The two top executives quit to take responsibility for the "systemic breakdown" in the company's culture of integrity, though they were not involved in the activities that led to fraud, Alibaba said Monday in a statement filed with the Hong Kong Stock Exchange.
Jonathan Lu, who heads the Taobao.com affiliate, has been named Wei's replacement.
An internal probe found that 1,219 of the company's member suppliers who signed up in 2009 and 1,107 suppliers who signed up in 2010 engaged in fraud against online buyers.
These suppliers account for approximately 1.1 percent and 0.8 percent of the total number of the company's "gold suppliers" as of end-2009 and end-2010, respectively, Alibaba said.
The probe found that "the vast majority of these storefronts were set up to intentionally defraud global buyers", the e-commerce operator said.
The methods of the fraudsters suggest that they have engineered an organized and systemic attack on the integrity of the Alibaba.com platform for illegal gains. The fraudulent storefronts generally offered high-demand consumer electronics at very attractive prices, a low minimum order quantity and less reliable payment transfer methods.
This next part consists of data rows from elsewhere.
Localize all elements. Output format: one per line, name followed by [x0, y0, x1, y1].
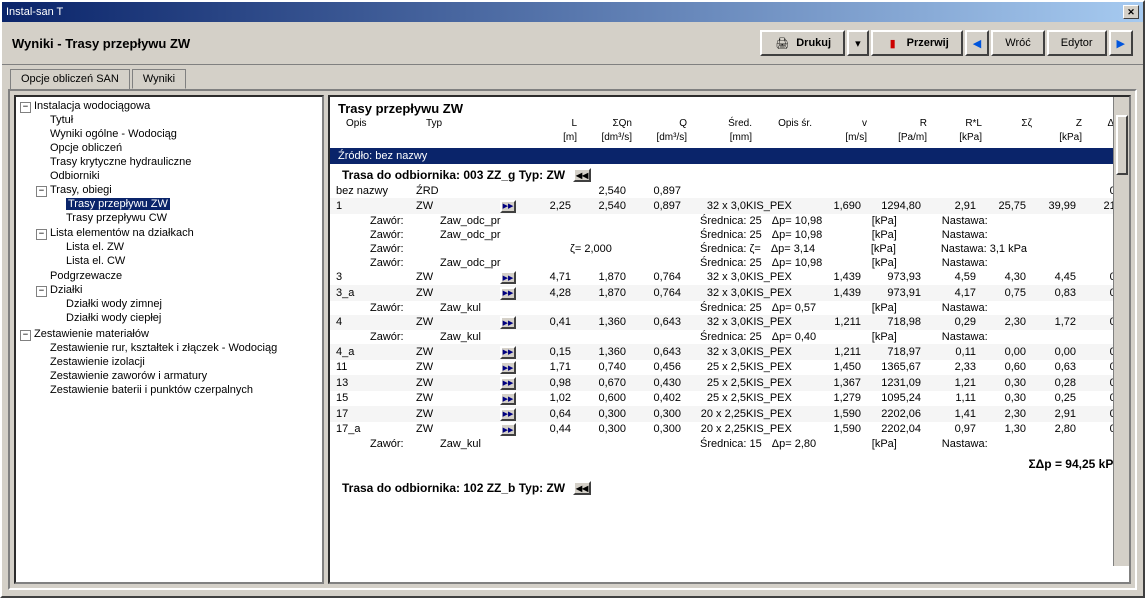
tree-leaf[interactable]: Tytuł [50, 114, 73, 126]
tree-collapse-icon[interactable]: − [36, 186, 47, 197]
valve-row: Zawór:Zaw_kulŚrednica: 15Δp= 2,80[kPa]Na… [330, 437, 1131, 451]
tree-leaf-selected[interactable]: Trasy przepływu ZW [66, 198, 170, 210]
printer-icon: 🖨 [774, 35, 790, 51]
page-heading: Wyniki - Trasy przepływu ZW [12, 36, 190, 51]
valve-row: Zawór:Zaw_kulŚrednica: 25Δp= 0,40[kPa]Na… [330, 330, 1131, 344]
tree-leaf[interactable]: Lista el. CW [66, 255, 125, 267]
back-arrow-button[interactable]: ◀ [965, 30, 989, 56]
data-row[interactable]: 4ZW▶▶0,411,3600,64332 x 3,0KIS_PEX1,2117… [330, 315, 1131, 331]
tab-strip: Opcje obliczeń SAN Wyniki [2, 65, 1143, 89]
play-icon[interactable]: ▶▶ [500, 200, 516, 213]
tree-leaf[interactable]: Zestawienie rur, kształtek i złączek - W… [50, 342, 277, 354]
tree-leaf[interactable]: Działki wody zimnej [66, 298, 162, 310]
column-units: [m][dm³/s][dm³/s][mm][m/s][Pa/m][kPa][kP… [338, 132, 1131, 146]
tree-leaf[interactable]: Trasy krytyczne hydrauliczne [50, 156, 191, 168]
tree-view[interactable]: −Instalacja wodociągowa Tytuł Wyniki ogó… [14, 95, 324, 584]
play-icon[interactable]: ▶▶ [500, 377, 516, 390]
tree-node[interactable]: Lista elementów na działkach [50, 227, 194, 239]
sum-row: ΣΔp = 94,25 kPa [330, 451, 1131, 477]
tree-node[interactable]: Działki [50, 284, 82, 296]
valve-row: Zawór:ζ= 2,000Średnica: ζ=Δp= 3,14[kPa]N… [330, 242, 1131, 256]
play-icon[interactable]: ▶▶ [500, 408, 516, 421]
data-row[interactable]: 15ZW▶▶1,020,6000,40225 x 2,5KIS_PEX1,279… [330, 391, 1131, 407]
rewind-icon[interactable]: ◀◀ [573, 481, 591, 495]
play-icon[interactable]: ▶▶ [500, 271, 516, 284]
toolbar: Wyniki - Trasy przepływu ZW 🖨Drukuj ▾ ▮P… [2, 22, 1143, 65]
tree-leaf[interactable]: Opcje obliczeń [50, 142, 122, 154]
tree-node-materials[interactable]: Zestawienie materiałów [34, 328, 149, 340]
data-row[interactable]: 3_aZW▶▶4,281,8700,76432 x 3,0KIS_PEX1,43… [330, 285, 1131, 301]
data-row[interactable]: 17_aZW▶▶0,440,3000,30020 x 2,25KIS_PEX1,… [330, 422, 1131, 438]
print-dropdown[interactable]: ▾ [847, 30, 869, 56]
source-row: Źródło: bez nazwy [330, 148, 1131, 164]
abort-button[interactable]: ▮Przerwij [871, 30, 963, 56]
vertical-scrollbar[interactable] [1113, 97, 1129, 566]
stop-icon: ▮ [885, 35, 901, 51]
trace-header-2: Trasa do odbiornika: 102 ZZ_b Typ: ZW ◀◀ [330, 477, 1131, 497]
rewind-icon[interactable]: ◀◀ [573, 168, 591, 182]
tree-leaf[interactable]: Zestawienie zaworów i armatury [50, 370, 207, 382]
tree-collapse-icon[interactable]: − [36, 229, 47, 240]
tree-node-water[interactable]: Instalacja wodociągowa [34, 100, 150, 112]
forward-arrow-button[interactable]: ▶ [1109, 30, 1133, 56]
tab-options[interactable]: Opcje obliczeń SAN [10, 69, 130, 89]
tree-node[interactable]: Trasy, obiegi [50, 184, 112, 196]
tree-leaf[interactable]: Zestawienie baterii i punktów czerpalnyc… [50, 384, 253, 396]
play-icon[interactable]: ▶▶ [500, 392, 516, 405]
tree-leaf[interactable]: Zestawienie izolacji [50, 356, 145, 368]
tree-leaf[interactable]: Wyniki ogólne - Wodociąg [50, 128, 177, 140]
data-row[interactable]: 17ZW▶▶0,640,3000,30020 x 2,25KIS_PEX1,59… [330, 406, 1131, 422]
tree-collapse-icon[interactable]: − [36, 286, 47, 297]
play-icon[interactable]: ▶▶ [500, 346, 516, 359]
play-icon[interactable]: ▶▶ [500, 361, 516, 374]
trace-header: Trasa do odbiornika: 003 ZZ_g Typ: ZW ◀◀ [330, 164, 1131, 184]
data-row[interactable]: 4_aZW▶▶0,151,3600,64332 x 3,0KIS_PEX1,21… [330, 344, 1131, 360]
data-row[interactable]: 1ZW▶▶2,252,5400,89732 x 3,0KIS_PEX1,6901… [330, 198, 1131, 214]
tree-leaf[interactable]: Podgrzewacze [50, 270, 122, 282]
data-row[interactable]: 3ZW▶▶4,711,8700,76432 x 3,0KIS_PEX1,4399… [330, 270, 1131, 286]
data-row[interactable]: 11ZW▶▶1,710,7400,45625 x 2,5KIS_PEX1,450… [330, 360, 1131, 376]
valve-row: Zawór:Zaw_odc_prŚrednica: 25Δp= 10,98[kP… [330, 228, 1131, 242]
back-button[interactable]: Wróć [991, 30, 1044, 56]
data-row[interactable]: 13ZW▶▶0,980,6700,43025 x 2,5KIS_PEX1,367… [330, 375, 1131, 391]
tab-results[interactable]: Wyniki [132, 69, 186, 89]
title-bar: Instal-san T ✕ [2, 2, 1143, 22]
column-headers: OpisTypLΣQnQŚred.Opis śr.vRR*LΣζZΔparmΔp… [338, 118, 1131, 132]
tree-leaf[interactable]: Odbiorniki [50, 170, 100, 182]
editor-button[interactable]: Edytor [1047, 30, 1107, 56]
data-row[interactable]: bez nazwyŹRD2,5400,8970,000,00 [330, 184, 1131, 198]
play-icon[interactable]: ▶▶ [500, 316, 516, 329]
window-title: Instal-san T [6, 6, 63, 18]
grid-title: Trasy przepływu ZW [338, 101, 1131, 116]
data-grid[interactable]: Trasy przepływu ZW OpisTypLΣQnQŚred.Opis… [328, 95, 1131, 584]
valve-row: Zawór:Zaw_odc_prŚrednica: 25Δp= 10,98[kP… [330, 214, 1131, 228]
play-icon[interactable]: ▶▶ [500, 423, 516, 436]
valve-row: Zawór:Zaw_kulŚrednica: 25Δp= 0,57[kPa]Na… [330, 301, 1131, 315]
tree-collapse-icon[interactable]: − [20, 330, 31, 341]
tree-leaf[interactable]: Działki wody ciepłej [66, 312, 161, 324]
print-button[interactable]: 🖨Drukuj [760, 30, 845, 56]
tree-leaf[interactable]: Lista el. ZW [66, 241, 124, 253]
data-rows-container: bez nazwyŹRD2,5400,8970,000,001ZW▶▶2,252… [330, 184, 1131, 451]
play-icon[interactable]: ▶▶ [500, 287, 516, 300]
close-button[interactable]: ✕ [1123, 5, 1139, 19]
valve-row: Zawór:Zaw_odc_prŚrednica: 25Δp= 10,98[kP… [330, 256, 1131, 270]
tree-collapse-icon[interactable]: − [20, 102, 31, 113]
tree-leaf[interactable]: Trasy przepływu CW [66, 212, 167, 224]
The average value per claim by buyers against fraudulent suppliers was less than $1,200, Alibaba said.
The company has terminated all of the storefronts of these fraudulent suppliers and will take actions against any other suppliers who exhibit a high risk of fraud based on its fraud detection model, Alibaba said.
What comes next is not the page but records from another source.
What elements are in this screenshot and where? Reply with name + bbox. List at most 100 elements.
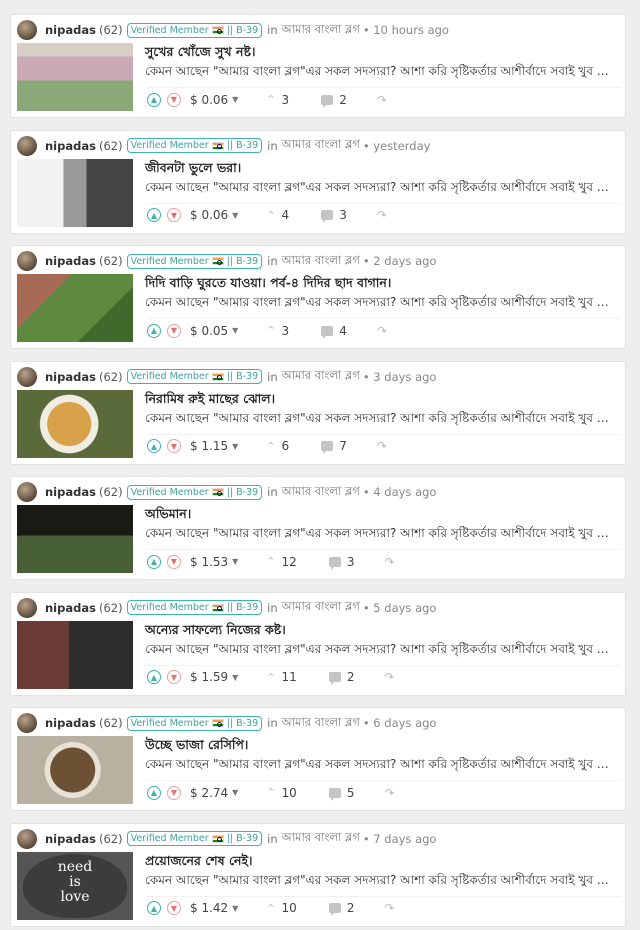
comments-icon[interactable] [321,94,334,108]
avatar[interactable] [17,482,37,502]
post-thumbnail[interactable] [17,158,133,227]
category-link[interactable]: আমার বাংলা ব্লগ [282,483,360,502]
resteem-icon[interactable]: ↷ [377,93,387,107]
post-thumbnail[interactable] [17,505,133,573]
author-link[interactable]: nipadas [45,23,96,37]
post-title[interactable]: উচ্ছে ভাজা রেসিপি। [145,737,248,757]
vote-count[interactable]: 10 [282,786,297,800]
comment-count[interactable]: 2 [339,93,347,107]
post-card[interactable]: nipadas (62) Verified Member || B-39 in … [10,129,626,234]
comments-icon[interactable] [321,441,334,454]
chevron-down-icon[interactable]: ▼ [167,670,181,684]
payout-value[interactable]: $ 1.15 [190,439,228,453]
comment-count[interactable]: 2 [347,670,355,684]
comments-icon[interactable] [328,787,341,801]
resteem-icon[interactable]: ↷ [384,555,394,569]
post-excerpt[interactable]: কেমন আছেন "আমার বাংলা ব্লগ"এর সকল সদস্যর… [145,756,621,776]
avatar[interactable] [17,20,37,40]
resteem-icon[interactable]: ↷ [377,324,387,338]
avatar[interactable] [17,366,37,387]
post-thumbnail[interactable] [17,620,133,689]
avatar[interactable] [17,828,37,849]
post-card[interactable]: nipadas (62) Verified Member || B-39 in … [10,707,626,811]
category-link[interactable]: আমার বাংলা ব্লগ [282,136,360,155]
post-title[interactable]: সুখের খোঁজে সুখ নষ্ট। [145,44,255,64]
payout-value[interactable]: $ 0.06 [190,208,228,222]
vote-count[interactable]: 3 [282,324,290,338]
payout-value[interactable]: $ 0.05 [190,324,228,338]
post-excerpt[interactable]: কেমন আছেন "আমার বাংলা ব্লগ"এর সকল সদস্যর… [145,63,621,83]
vote-count[interactable]: 12 [282,555,297,569]
author-link[interactable]: nipadas [45,370,96,384]
comment-count[interactable]: 7 [339,439,347,453]
chevron-down-icon[interactable]: ▼ [167,554,181,569]
avatar[interactable] [17,251,37,271]
payout-value[interactable]: $ 1.53 [190,555,228,569]
post-excerpt[interactable]: কেমন আছেন "আমার বাংলা ব্লগ"এর সকল সদস্যর… [145,294,621,314]
category-link[interactable]: আমার বাংলা ব্লগ [282,598,360,617]
resteem-icon[interactable]: ↷ [384,670,394,684]
avatar[interactable] [17,597,37,618]
author-link[interactable]: nipadas [45,716,96,730]
post-excerpt[interactable]: কেমন আছেন "আমার বাংলা ব্লগ"এর সকল সদস্যর… [145,410,621,430]
chevron-up-icon[interactable]: ▲ [147,785,161,800]
payout-dropdown-icon[interactable]: ▼ [232,211,238,220]
category-link[interactable]: আমার বাংলা ব্লগ [282,829,360,848]
payout-dropdown-icon[interactable]: ▼ [232,673,238,682]
author-link[interactable]: nipadas [45,485,96,499]
resteem-icon[interactable]: ↷ [384,901,394,915]
author-link[interactable]: nipadas [45,254,96,268]
chevron-down-icon[interactable]: ▼ [167,208,181,222]
post-title[interactable]: নিরামিষ রুই মাছের ঝোল। [145,391,275,411]
author-link[interactable]: nipadas [45,832,96,846]
chevron-down-icon[interactable]: ▼ [167,92,181,107]
payout-value[interactable]: $ 1.59 [190,670,228,684]
chevron-up-icon[interactable]: ▲ [147,901,161,915]
category-link[interactable]: আমার বাংলা ব্লগ [282,252,360,271]
avatar[interactable] [17,713,37,733]
comment-count[interactable]: 3 [339,208,347,222]
post-thumbnail[interactable] [17,389,133,458]
post-card[interactable]: nipadas (62) Verified Member || B-39 in … [10,822,626,927]
category-link[interactable]: আমার বাংলা ব্লগ [282,21,360,40]
category-link[interactable]: আমার বাংলা ব্লগ [282,714,360,733]
post-card[interactable]: nipadas (62) Verified Member || B-39 in … [10,591,626,696]
post-title[interactable]: প্রয়োজনের শেষ নেই। [145,853,252,873]
post-title[interactable]: অন্যের সাফল্যে নিজের কষ্ট। [145,622,286,642]
chevron-up-icon[interactable]: ▲ [147,439,161,453]
author-link[interactable]: nipadas [45,601,96,615]
post-thumbnail[interactable] [17,274,133,342]
post-title[interactable]: দিদি বাড়ি ঘুরতে যাওয়া। পর্ব-৪ দিদির ছা… [145,275,391,295]
comments-icon[interactable] [328,672,341,685]
comments-icon[interactable] [321,325,334,339]
comment-count[interactable]: 2 [347,901,355,915]
vote-count[interactable]: 4 [282,208,290,222]
chevron-up-icon[interactable]: ▲ [147,92,161,107]
post-thumbnail[interactable]: need is love [17,851,133,920]
resteem-icon[interactable]: ↷ [384,786,394,800]
post-thumbnail[interactable] [17,736,133,804]
comments-icon[interactable] [321,210,334,223]
payout-dropdown-icon[interactable]: ▼ [232,95,238,104]
author-link[interactable]: nipadas [45,139,96,153]
payout-value[interactable]: $ 2.74 [190,786,228,800]
vote-count[interactable]: 11 [282,670,297,684]
post-title[interactable]: জীবনটা ভুলে ভরা। [145,160,241,180]
category-link[interactable]: আমার বাংলা ব্লগ [282,367,360,386]
payout-value[interactable]: $ 0.06 [190,93,228,107]
payout-dropdown-icon[interactable]: ▼ [232,904,238,913]
post-excerpt[interactable]: কেমন আছেন "আমার বাংলা ব্লগ"এর সকল সদস্যর… [145,872,621,892]
chevron-up-icon[interactable]: ▲ [147,323,161,338]
post-excerpt[interactable]: কেমন আছেন "আমার বাংলা ব্লগ"এর সকল সদস্যর… [145,525,621,545]
post-excerpt[interactable]: কেমন আছেন "আমার বাংলা ব্লগ"এর সকল সদস্যর… [145,179,621,199]
comments-icon[interactable] [328,556,341,570]
chevron-down-icon[interactable]: ▼ [167,785,181,800]
resteem-icon[interactable]: ↷ [377,208,387,222]
comments-icon[interactable] [328,903,341,916]
payout-dropdown-icon[interactable]: ▼ [232,326,238,335]
payout-dropdown-icon[interactable]: ▼ [232,442,238,451]
payout-dropdown-icon[interactable]: ▼ [232,557,238,566]
comment-count[interactable]: 3 [347,555,355,569]
post-card[interactable]: nipadas (62) Verified Member || B-39 in … [10,476,626,580]
vote-count[interactable]: 10 [282,901,297,915]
The investigation also found that about 100 sales people, out of a field sales force of about 5,000, as well as a number of supervisors and sales managers, are directly responsible for either intentionally or negligently allowing the fraudsters to evade the company's authentication and verification measures and systematically establish fraudulent storefronts on its international marketplace.
Alibaba said "the pursuit of short-term financial gain at all cost had tainted parts of our sales organization, risking serious damage to our company's core values".
The frauds, noticed by senior management from late 2009, have not had a "material financial impact" on the company during the period involved, Alibaba said.
But, analysts believe the findings could be a blow to Alibaba.com, whose site is used by companies from Wal-Mart Stores Inc to Procter & Gamble Co to find Chinese exporters.
"This is not good news" for Alibaba.com's stock, said Muzhi Li, who rates the shares "buy" at Mizuho Securities Co in Hong Kong. In the long term, the company will likely benefit from Lu's leadership as the executive is experienced in e-commerce, Li said.
Alibaba.com shares slumped 3.5 percent to close at HK$16.68 in Hong Kong Monday before the announcement was made. The stock underperformed those of Chinese Internet rivals including Tencent Holdings Ltd and Baidu Inc last year.